正三郎さんのblogを読んだ妻にせがまれたので購入。

前評判どおり「ヤバい」本であった。しかし「ヤバい」のは問題設定であり、むしろ出てきた結論はヤバくないじゃんと思った私はヤバいのだろうか。

本書「ヤバい経済学」は、一言で言うと、誰もが気にしていた問題を、それまで誰も -- ましてや経済学者は -- 使わなかった視点で分析した本。ということになる。

目次
  • 説明のためのノート
  • 序章 あらゆるものの裏側
  • 第1章 学校の先生と相撲の力士、どこがおんなじ?
  • 第2章 ク・クラックス・クランと不動産社屋さん、どこがおんなじ?
  • 第3章 ヤクの売人はどうしてママと住んでいるの?
  • 第4章 犯罪者はどこへ消えた?
  • 第5章 完璧な子育てとは?
  • 第6章 完璧な子育て、その2 -- あるいは、ロシャンダは他の名前でもやっぱり甘い香り?
  • 終章 ハーヴァードへ続く道二つ

とはいうものの、日本には門倉貴史がいるので、私は本書を読んでもそれほど驚きはしなかった。むしろfreakonomistとしては、Levittよりも門倉の方が私は上だと思う。本書に出てくるデータはほぼ全て他者からの提供だが、門倉氏の場合は、一次データを自分で蒐集するのも厭わない。目のつけどころのヤバさも、門倉氏の方が一枚上だ。
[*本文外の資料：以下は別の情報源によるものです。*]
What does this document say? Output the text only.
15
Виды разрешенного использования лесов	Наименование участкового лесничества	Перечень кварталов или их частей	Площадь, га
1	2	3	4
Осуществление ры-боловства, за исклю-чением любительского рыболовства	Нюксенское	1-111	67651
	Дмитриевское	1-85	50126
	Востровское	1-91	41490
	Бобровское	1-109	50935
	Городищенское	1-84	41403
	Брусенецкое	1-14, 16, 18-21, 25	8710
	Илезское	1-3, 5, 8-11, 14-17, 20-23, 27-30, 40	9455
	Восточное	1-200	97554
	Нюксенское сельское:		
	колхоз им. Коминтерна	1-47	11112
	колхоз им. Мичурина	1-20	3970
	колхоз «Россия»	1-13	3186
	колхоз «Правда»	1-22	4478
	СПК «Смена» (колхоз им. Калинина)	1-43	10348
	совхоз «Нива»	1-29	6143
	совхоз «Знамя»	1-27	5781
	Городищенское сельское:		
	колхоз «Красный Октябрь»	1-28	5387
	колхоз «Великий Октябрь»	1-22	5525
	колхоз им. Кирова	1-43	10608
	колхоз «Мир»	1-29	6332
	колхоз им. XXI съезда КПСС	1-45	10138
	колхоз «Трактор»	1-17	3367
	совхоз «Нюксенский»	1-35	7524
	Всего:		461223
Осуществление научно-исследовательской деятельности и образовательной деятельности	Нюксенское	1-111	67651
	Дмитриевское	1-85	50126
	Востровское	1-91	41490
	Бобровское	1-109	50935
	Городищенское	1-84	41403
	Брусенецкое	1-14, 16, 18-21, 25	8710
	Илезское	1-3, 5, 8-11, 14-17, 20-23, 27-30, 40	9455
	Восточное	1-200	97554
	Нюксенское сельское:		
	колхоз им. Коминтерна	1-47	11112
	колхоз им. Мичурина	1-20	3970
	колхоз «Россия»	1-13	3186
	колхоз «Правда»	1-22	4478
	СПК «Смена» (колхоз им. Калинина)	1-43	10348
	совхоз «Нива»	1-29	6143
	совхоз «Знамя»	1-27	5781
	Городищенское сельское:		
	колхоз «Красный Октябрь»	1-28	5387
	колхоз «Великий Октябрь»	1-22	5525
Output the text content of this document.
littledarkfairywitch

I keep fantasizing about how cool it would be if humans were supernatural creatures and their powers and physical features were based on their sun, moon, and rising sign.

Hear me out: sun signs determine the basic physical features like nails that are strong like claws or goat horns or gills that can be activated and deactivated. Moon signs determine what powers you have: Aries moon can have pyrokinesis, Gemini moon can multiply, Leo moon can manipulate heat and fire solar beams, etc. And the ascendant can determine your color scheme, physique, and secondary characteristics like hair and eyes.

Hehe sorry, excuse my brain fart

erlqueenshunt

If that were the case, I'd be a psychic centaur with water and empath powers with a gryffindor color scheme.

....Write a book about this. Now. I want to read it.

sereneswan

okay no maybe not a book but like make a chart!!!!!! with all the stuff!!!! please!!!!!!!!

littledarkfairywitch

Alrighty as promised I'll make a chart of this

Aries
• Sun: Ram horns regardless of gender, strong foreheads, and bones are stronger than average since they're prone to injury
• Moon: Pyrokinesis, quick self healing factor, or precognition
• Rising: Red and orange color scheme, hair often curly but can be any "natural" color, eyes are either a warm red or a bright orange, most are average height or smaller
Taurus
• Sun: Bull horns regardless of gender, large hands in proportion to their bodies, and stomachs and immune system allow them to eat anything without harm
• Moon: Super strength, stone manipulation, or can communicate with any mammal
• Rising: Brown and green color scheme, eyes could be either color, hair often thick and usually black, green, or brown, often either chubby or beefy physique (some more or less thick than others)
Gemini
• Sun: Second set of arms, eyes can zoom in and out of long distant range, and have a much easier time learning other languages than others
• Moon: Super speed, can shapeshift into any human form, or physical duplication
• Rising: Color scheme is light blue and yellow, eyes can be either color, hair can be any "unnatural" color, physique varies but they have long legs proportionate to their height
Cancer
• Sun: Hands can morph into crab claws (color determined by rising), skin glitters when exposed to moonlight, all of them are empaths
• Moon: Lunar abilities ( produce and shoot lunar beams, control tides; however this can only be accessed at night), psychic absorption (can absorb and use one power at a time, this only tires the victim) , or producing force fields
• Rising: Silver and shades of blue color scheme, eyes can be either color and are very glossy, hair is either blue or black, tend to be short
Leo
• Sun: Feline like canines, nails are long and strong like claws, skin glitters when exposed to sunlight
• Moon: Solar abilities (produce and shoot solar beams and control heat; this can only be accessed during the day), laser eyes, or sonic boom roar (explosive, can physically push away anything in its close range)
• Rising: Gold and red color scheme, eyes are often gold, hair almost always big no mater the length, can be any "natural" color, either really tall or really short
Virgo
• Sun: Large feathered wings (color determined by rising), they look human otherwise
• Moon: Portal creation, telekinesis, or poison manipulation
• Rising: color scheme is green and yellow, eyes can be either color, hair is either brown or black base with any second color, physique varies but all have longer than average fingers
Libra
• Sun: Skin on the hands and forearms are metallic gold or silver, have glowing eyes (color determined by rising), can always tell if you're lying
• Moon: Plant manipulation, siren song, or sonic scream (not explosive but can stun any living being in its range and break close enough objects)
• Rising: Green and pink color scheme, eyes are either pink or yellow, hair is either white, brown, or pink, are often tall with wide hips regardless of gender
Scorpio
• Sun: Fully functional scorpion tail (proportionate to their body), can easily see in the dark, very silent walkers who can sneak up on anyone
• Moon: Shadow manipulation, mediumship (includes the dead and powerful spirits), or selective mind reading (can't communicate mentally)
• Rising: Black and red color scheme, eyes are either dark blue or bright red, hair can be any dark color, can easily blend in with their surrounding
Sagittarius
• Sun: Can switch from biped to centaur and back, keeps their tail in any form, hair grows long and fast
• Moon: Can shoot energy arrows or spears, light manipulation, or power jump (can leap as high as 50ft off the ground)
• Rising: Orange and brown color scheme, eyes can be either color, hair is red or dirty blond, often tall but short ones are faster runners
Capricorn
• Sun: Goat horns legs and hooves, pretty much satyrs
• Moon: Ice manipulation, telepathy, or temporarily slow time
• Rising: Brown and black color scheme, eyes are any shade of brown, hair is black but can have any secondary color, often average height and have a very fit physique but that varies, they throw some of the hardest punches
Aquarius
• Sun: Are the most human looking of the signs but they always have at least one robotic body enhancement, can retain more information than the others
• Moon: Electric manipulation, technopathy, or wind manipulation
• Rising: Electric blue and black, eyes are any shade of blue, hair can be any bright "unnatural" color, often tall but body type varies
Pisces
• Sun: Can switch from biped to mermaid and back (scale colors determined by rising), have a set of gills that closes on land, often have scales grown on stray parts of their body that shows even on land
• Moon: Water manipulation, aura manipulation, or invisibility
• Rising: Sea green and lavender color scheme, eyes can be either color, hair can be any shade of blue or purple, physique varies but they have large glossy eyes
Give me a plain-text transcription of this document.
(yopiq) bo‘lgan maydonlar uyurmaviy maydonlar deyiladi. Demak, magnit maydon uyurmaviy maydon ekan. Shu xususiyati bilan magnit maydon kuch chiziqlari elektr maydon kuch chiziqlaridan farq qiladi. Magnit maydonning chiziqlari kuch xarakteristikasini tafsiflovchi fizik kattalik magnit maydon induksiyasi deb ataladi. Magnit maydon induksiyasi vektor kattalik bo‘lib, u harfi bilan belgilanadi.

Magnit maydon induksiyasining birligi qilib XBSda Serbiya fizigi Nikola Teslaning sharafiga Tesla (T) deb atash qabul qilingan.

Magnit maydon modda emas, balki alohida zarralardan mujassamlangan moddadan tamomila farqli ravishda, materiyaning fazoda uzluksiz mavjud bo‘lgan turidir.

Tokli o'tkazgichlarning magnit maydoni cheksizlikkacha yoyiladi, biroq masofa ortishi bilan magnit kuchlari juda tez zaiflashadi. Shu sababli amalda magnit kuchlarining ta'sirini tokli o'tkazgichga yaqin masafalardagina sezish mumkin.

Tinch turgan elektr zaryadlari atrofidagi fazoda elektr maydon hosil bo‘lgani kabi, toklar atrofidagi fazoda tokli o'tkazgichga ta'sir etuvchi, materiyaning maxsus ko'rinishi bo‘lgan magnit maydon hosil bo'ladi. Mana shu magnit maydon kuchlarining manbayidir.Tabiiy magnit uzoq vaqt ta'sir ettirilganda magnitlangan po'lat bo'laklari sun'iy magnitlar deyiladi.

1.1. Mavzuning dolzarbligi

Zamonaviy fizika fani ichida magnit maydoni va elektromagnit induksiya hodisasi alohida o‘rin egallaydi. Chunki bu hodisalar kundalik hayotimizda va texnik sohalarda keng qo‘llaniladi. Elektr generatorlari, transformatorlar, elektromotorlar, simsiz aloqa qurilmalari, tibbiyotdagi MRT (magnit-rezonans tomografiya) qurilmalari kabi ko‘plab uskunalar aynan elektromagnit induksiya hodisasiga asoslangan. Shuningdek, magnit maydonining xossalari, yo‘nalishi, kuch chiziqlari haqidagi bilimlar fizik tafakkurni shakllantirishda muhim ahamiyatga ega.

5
しかし、読み物としてどちらが面白く仕上がっているかといえば、本書に軍配が上がる。これは共著者であるDubnerの功績だろう。本書の特長は、目をつけて分析する人と、それをまとめて発表する人が別れているところだ。「説明のためのノート」によると、共著を提案したのはLevittの方だったようだ。こういう分業が出来る所に、かの国の懐の深さがあるように思う。「日本は市場が半分弱」というのはいいわけとしては弱い。漫画界は原作者と作画者という形でずっとそれをやっているのだから。

本書は間違いなくわかりやすく面白い。さもなくばミリオンセラーとはならないだろう。しかし、本書の主張が正しいかはまた別問題でもある。

本書で取り上げたヤバい話の中で、一番ヤバいのはやはり「合州国で犯罪が減少したのは、中絶合法化のおかげ」というものだろう。著者達の主張は、中絶合法化により、低所得者は子供を産まなくなり、それが犯罪者予備軍を減らしたというものだ。筆者達は統計を駆使してこの結論に至ったのだが、本当だろうか?

少なくとも、日本の事例と比較する限り、著者たちの主張は支持し難い。下の二つのグラフは、上が中絶率、下が殺人や傷害致死といった、刑法犯による死亡者の推移をそれぞれ表したものである。

99/07/21 生涯を通じた女性の健康施策に関する研究会報告書についてより

http://www.shiojigyo.com/en/column/0512/main.cfmより

見てのとおり、どちらも減っているのである。特に中絶率は、出生率の低下以上に減少しているのだ。日本は中絶や子殺しに対して甘い国だというイメージがあるが、長期的にはそうでもなくなってきてる。むしろ中絶に関しては、合州国の方が日本よりも甘いようだ。「ヤバい経済学」によれば、合州国における年間の中絶総数は150万。これに対し日本は30万。人口比を考えれば合州国の中絶率は倍近くになる。

もし著者達の主張が正しければ、合州国とは逆の現象、すなわち犯罪率の増加が日本で起きてもおかしくないように思えるのだが、実際はその逆だ。

とはいえ、私は著者達の主張がデタラメというつもりもない。子供を育てるには充分な資本が必要で、これが不足すると子供たちが犯罪に走る確率が増えるというという「遠因」には私も同意する。ただ中絶合法化によって子供を育てるのに充分な資本を持った家庭で子供が育てられる確率が大きくなったことを立証するには、著者達が示した証拠では足りないことは確かだろう。

そういった意味で、本書は読むだけでは「ヤバい」本だと思う。実際にそこに書いてあることを疑いながら、時には自分でそれが本当かどうか調べてみる。そういう「使われ方」が本書にはふさわしい。本書は問題提起の本であって問題解決の本ではないのだから。

実のところ経済に限らず、およそ学というものは、それが学であるうちはヤバくない。本当にヤバくなりうるのは、その知見が現実に適用される段階だ。だからこそ、経済学に限らず学はもっとヤバいものであって欲しい。実際の世界では、ヤバいどころかデータ不足のまま決断が迫られ、その決断がマズければ責任を取らされるのだから。ヤバくもない学者に給与を払うことこそムダというのは言い過ぎだろうか。